Di renata postato il 04/05/2010 17:27:19
fotograferei i dettagli di ogni cosa, ma nello specifico, immortalerei l'istante di due innamorati quando si guardano per ricordare la luce che emana l'amore.
Di Alberica postato il 04/05/2010 01:19:19
Se fossi una fotoreporter vorrei fotografare un uomo ed una donna che si confondano tra loro, che non si capisca chi e' l'uomo e chi la donna. Rappresenterebbe bene un'aspetto della nostra generazione dove, a mio avviso, l'uomo e la donna o si trovano sullo stesso piano o invertono i ruoli originari, confondendosi..
Di laura postato il 03/05/2010 13:04:15
Conosco molto bene Kubrick come regista, ma non avevo idea che avesse seguito anche un percorso come fotografo. Sarà sicuramente una mostra da visitare.
Di riccardo postato il 03/05/2010 04:52:31
La fotografia come arte, come la pittura, la scultura e la musica va studiata e ricercata nella mente prima di realizzarla, giunge alla perfezione solo quando l'occhio oggettivo di tutti ne può comprendere la difficoltà nel realizzarla... e non un momento passato e immortalato, quella è solo memoria di una vita.
Non vi sono soggetti da fotografare, ma solo ideali.

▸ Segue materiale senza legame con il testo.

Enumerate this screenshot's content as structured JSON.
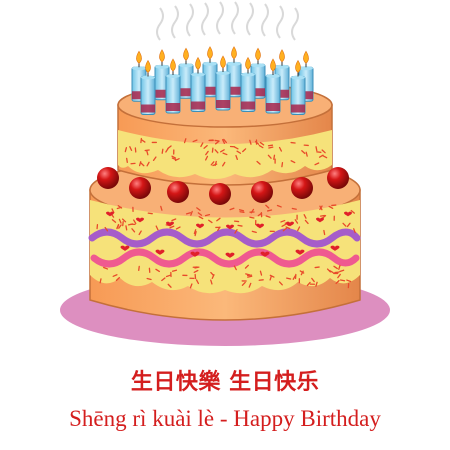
{
  "caption": {
    "chinese": "生日快樂 生日快乐",
    "pinyin_english": "Shēng rì kuài lè - Happy Birthday"
  },
  "illustration": {
    "subject": "birthday-cake",
    "tiers": 2,
    "candles_back_row": 8,
    "candles_front_row": 7,
    "colors": {
      "cake": "#f7a25e",
      "cake_dark": "#e0884a",
      "frosting": "#f6e27a",
      "sprinkles": "#e84a2a",
      "heart": "#e0202a",
      "wave_purple": "#a65cc9",
      "wave_pink": "#ef5a90",
      "cherry": "#c81414",
      "candle": "#8fd3ee",
      "flame": "#ffb020",
      "plate": "#dd8fc0",
      "caption": "#d41e1e"
    }
  }
}
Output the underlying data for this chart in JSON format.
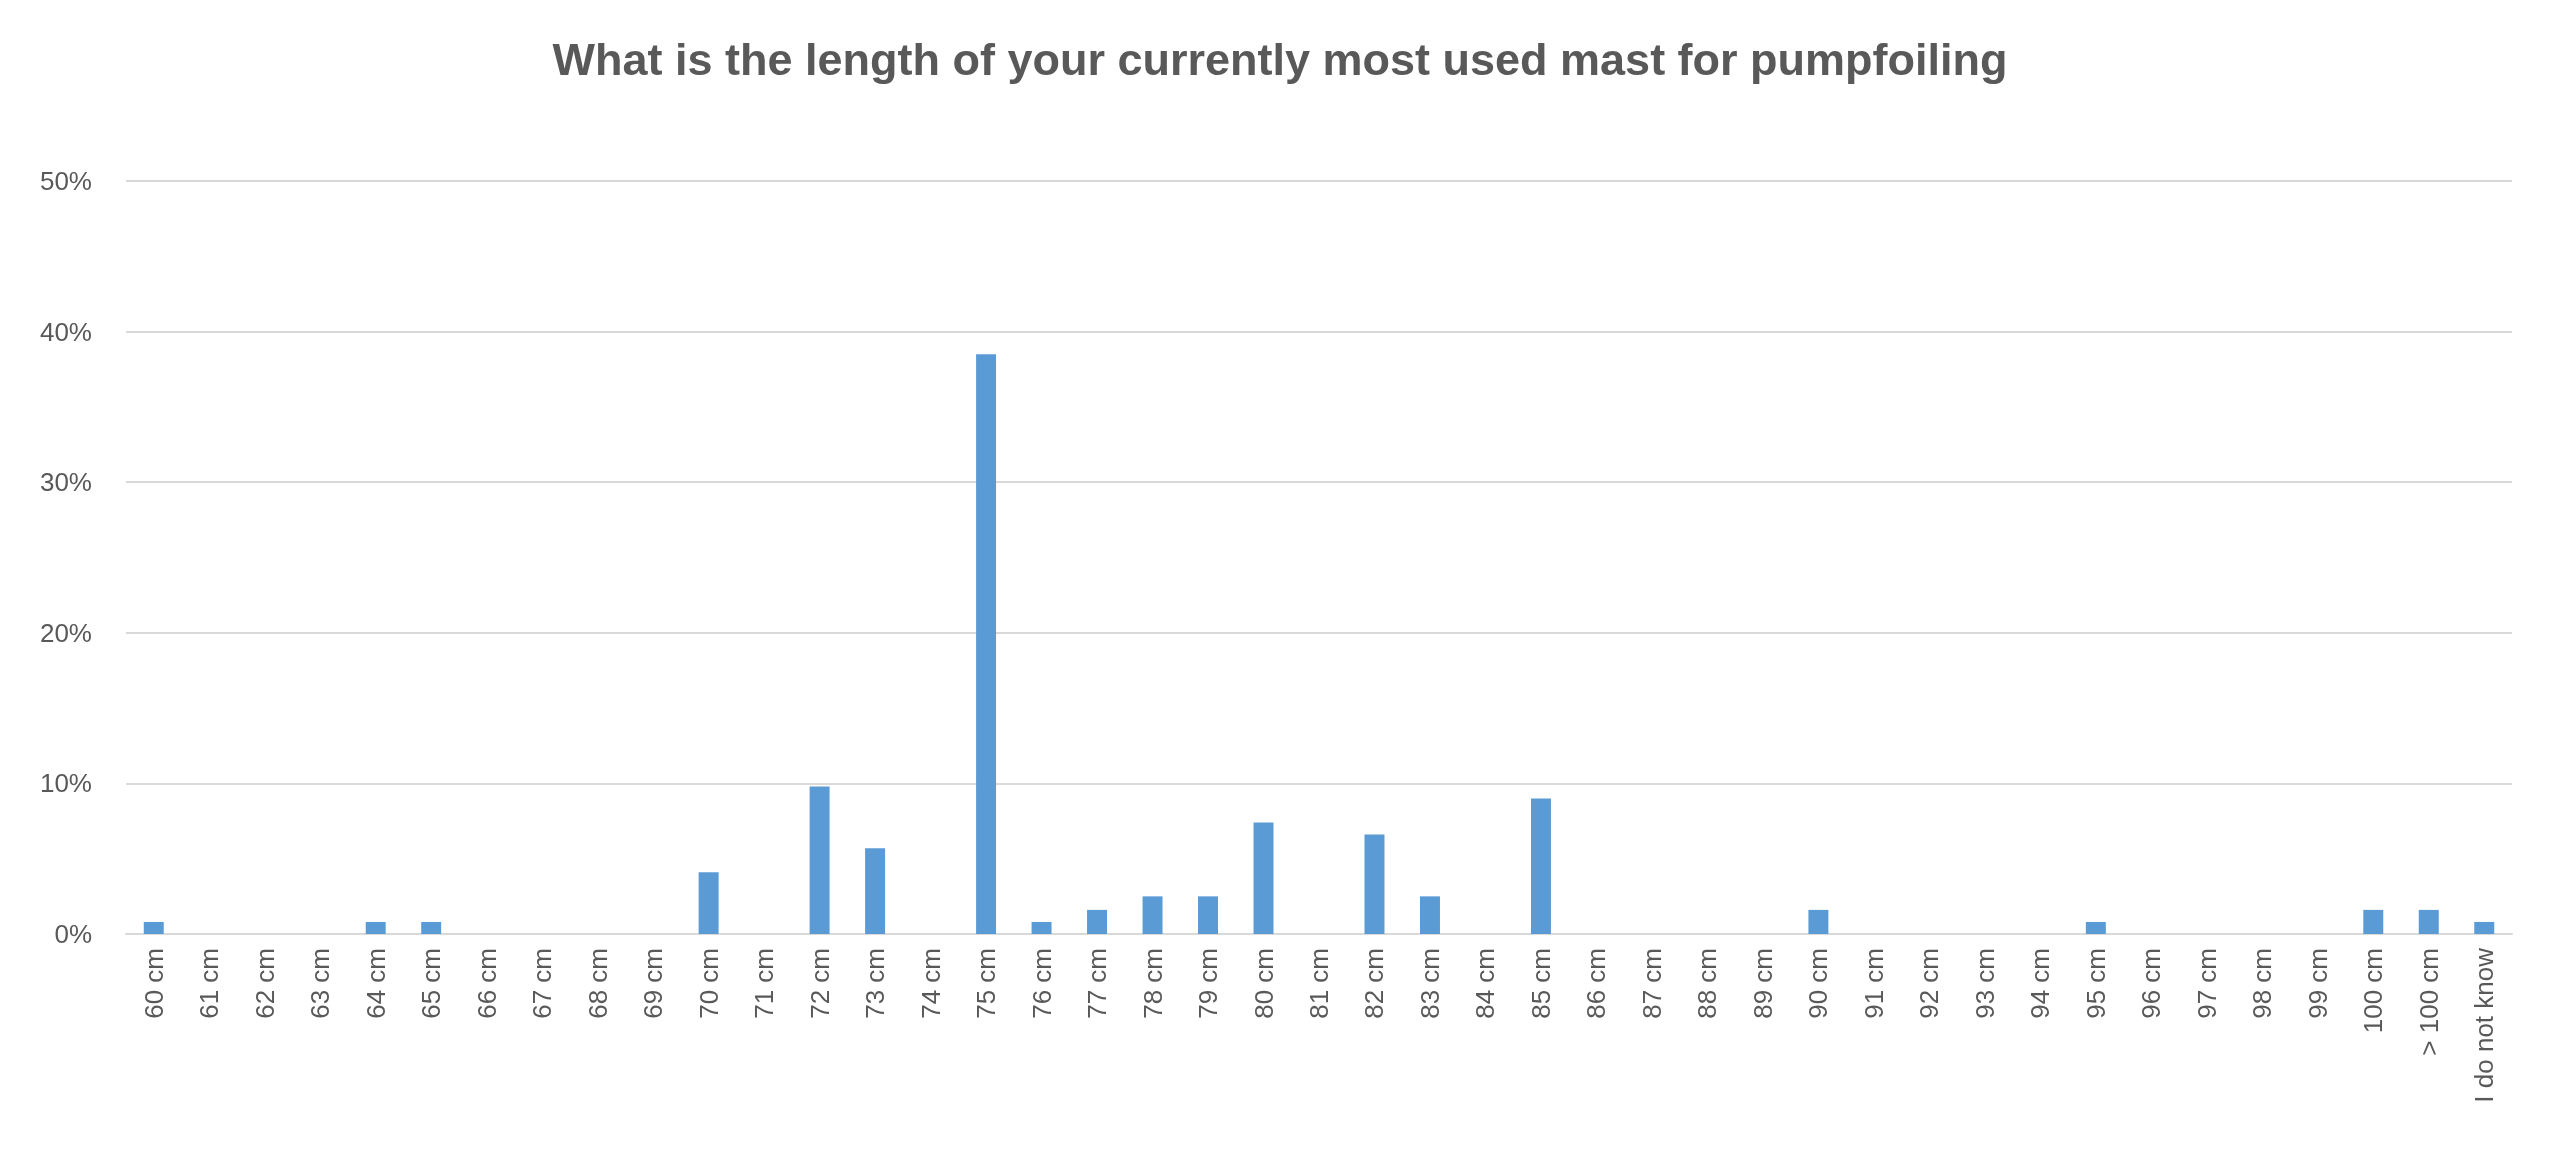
{
  "chart_data": {
    "type": "bar",
    "title": "What is the length of your currently most used mast for pumpfoiling",
    "categories": [
      "60 cm",
      "61 cm",
      "62 cm",
      "63 cm",
      "64 cm",
      "65 cm",
      "66 cm",
      "67 cm",
      "68 cm",
      "69 cm",
      "70 cm",
      "71 cm",
      "72 cm",
      "73 cm",
      "74 cm",
      "75 cm",
      "76 cm",
      "77 cm",
      "78 cm",
      "79 cm",
      "80 cm",
      "81 cm",
      "82 cm",
      "83 cm",
      "84 cm",
      "85 cm",
      "86 cm",
      "87 cm",
      "88 cm",
      "89 cm",
      "90 cm",
      "91 cm",
      "92 cm",
      "93 cm",
      "94 cm",
      "95 cm",
      "96 cm",
      "97 cm",
      "98 cm",
      "99 cm",
      "100 cm",
      "> 100 cm",
      "I do not know"
    ],
    "values": [
      0.8,
      0,
      0,
      0,
      0.8,
      0.8,
      0,
      0,
      0,
      0,
      4.1,
      0,
      9.8,
      5.7,
      0,
      38.5,
      0.8,
      1.6,
      2.5,
      2.5,
      7.4,
      0,
      6.6,
      2.5,
      0,
      9.0,
      0,
      0,
      0,
      0,
      1.6,
      0,
      0,
      0,
      0,
      0.8,
      0,
      0,
      0,
      0,
      1.6,
      1.6,
      0.8
    ],
    "color": "#5b9bd5",
    "ylim": [
      0,
      50
    ],
    "yticks": [
      {
        "value": 0,
        "label": "0%"
      },
      {
        "value": 10,
        "label": "10%"
      },
      {
        "value": 20,
        "label": "20%"
      },
      {
        "value": 30,
        "label": "30%"
      },
      {
        "value": 40,
        "label": "40%"
      },
      {
        "value": 50,
        "label": "50%"
      }
    ],
    "grid": "y"
  }
}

Di Roberto postato il 02/05/2010 14:29:19
se fossi un reporter fotograferei gli angoli verdi nascosti di Milano

gli attici verdi sui tetti , i giardini all' interno delle vecchie corti o dei palazzi del centro...

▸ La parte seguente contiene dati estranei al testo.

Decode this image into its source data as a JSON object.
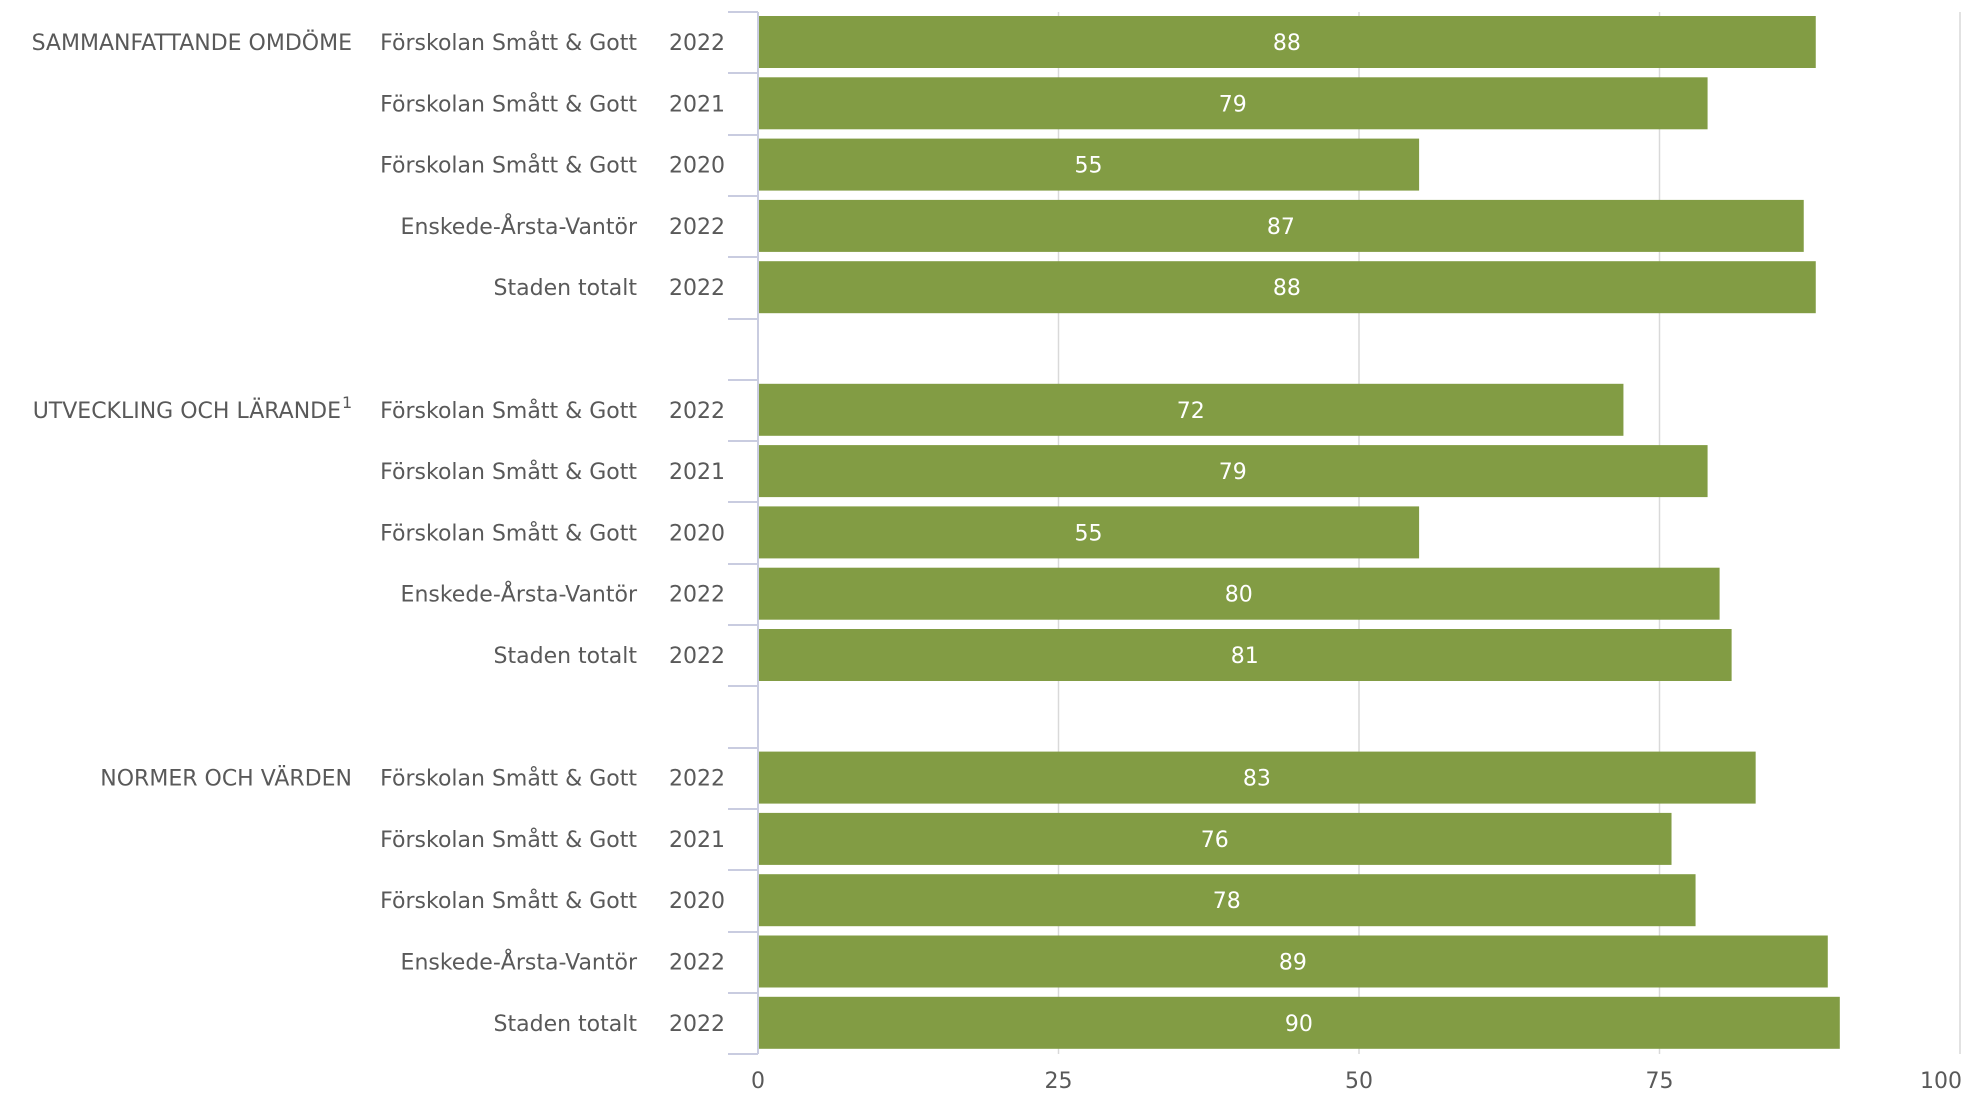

Di Riccardo postato il 02/05/2010 13:29:55
Mi piacerebbe fotografare l'istante prima di un temporale, magari con un campo di fiori colorati in primo piano e sullo sfondo il cielo nero e i lampi.
Di Eva postato il 30/04/2010 15:31:29
Kubrick o Kcirbuk...l'ordine dei fattori non altera il risultato!!!!...genialità maniacale alla ricerca dell'imperfetta perfezione di un anima sempre in continuo mutamento, in viaggio per gli abbissi della mente umana.....

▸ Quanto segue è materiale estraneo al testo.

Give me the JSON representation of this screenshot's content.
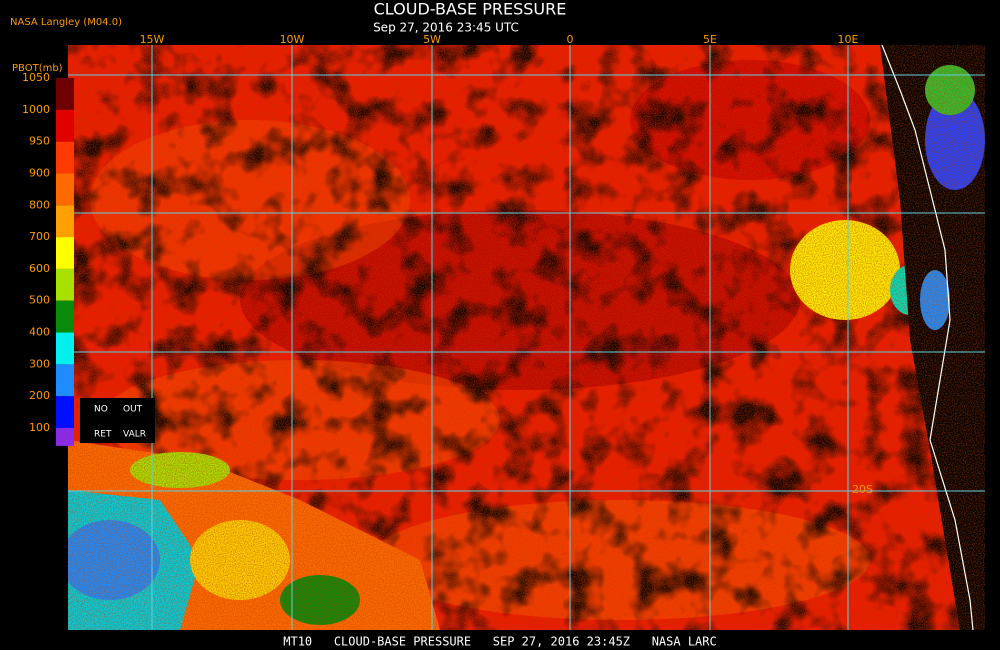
{
  "header": {
    "credit": "NASA Langley (M04.0)",
    "title": "CLOUD-BASE PRESSURE",
    "subtitle": "Sep 27, 2016 23:45 UTC"
  },
  "colorbar": {
    "unit": "PBOT(mb)",
    "labels": [
      "1050",
      "1000",
      "950",
      "900",
      "800",
      "700",
      "600",
      "500",
      "400",
      "300",
      "200",
      "100"
    ],
    "colors": [
      "#6e0000",
      "#e00000",
      "#ff3a00",
      "#ff6a00",
      "#ffa000",
      "#ffff00",
      "#a8e000",
      "#0a8a0a",
      "#00f0f0",
      "#1e8cff",
      "#0010ff",
      "#8a2be2"
    ]
  },
  "legend_box": {
    "row1": [
      "NO",
      "OUT"
    ],
    "row2": [
      "RET",
      "VALR"
    ]
  },
  "grid": {
    "lon_labels": [
      "15W",
      "10W",
      "5W",
      "0",
      "5E",
      "10E"
    ],
    "lat_labels": [
      "20S"
    ]
  },
  "footer": "MT10   CLOUD-BASE PRESSURE   SEP 27, 2016 23:45Z   NASA LARC"
}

Di Leonardo postato il 30/04/2010 10:14:33
Kubrick comunica per immagini... Nella mia mente sono presenti volti e colori....
Di lau postato il 30/04/2010 09:59:08
Andrei in paesini di provincia e fotograferei rughe e mani.
Trovo siano le parti del corpo umano che svelano una vita con rara intensità di linguaggio. Senza mascheramenti possibili.
E' realtà pura, sfrontata, urlata. Quale altro compito potrebbe avere un fotoreporter?
Di Fabrizio postato il 30/04/2010 09:20:14
fotografare per me significa immortalare e fermare nel tempo un'emozione e, a distanza di anni nel rivedere quella fotografia, riprovare di nuovo quell'emozione stessa!
Di loredana postato il 29/04/2010 15:45:44
Gli occhi ...
Di Elisa Vidussi postato il 28/04/2010 23:03:32
fotograferei bambini, da soli o a frotte, all'uscita di scuola imbronciati oppure al parco felici e liberi, ma anche le loro mamme e i loro papà, nella quotidiana, faticosa lotta per farli crescere sani e partecipi al nostro mondo
Di maria grazia postato il 28/04/2010 01:32:39
Credo che organizzerei una speicie di ambiente barocco... con stucchi oro, specchi, mobili in legno cesellati, pavimenti a scacchi... o con mosaici.... abiti ricchi quasi alla Maria Antonietta..ma con risvolti un'po erotici, parrucche, pellicce... un mix ricco e conturbante... donne e uomini con ricchi abiti e mantelli...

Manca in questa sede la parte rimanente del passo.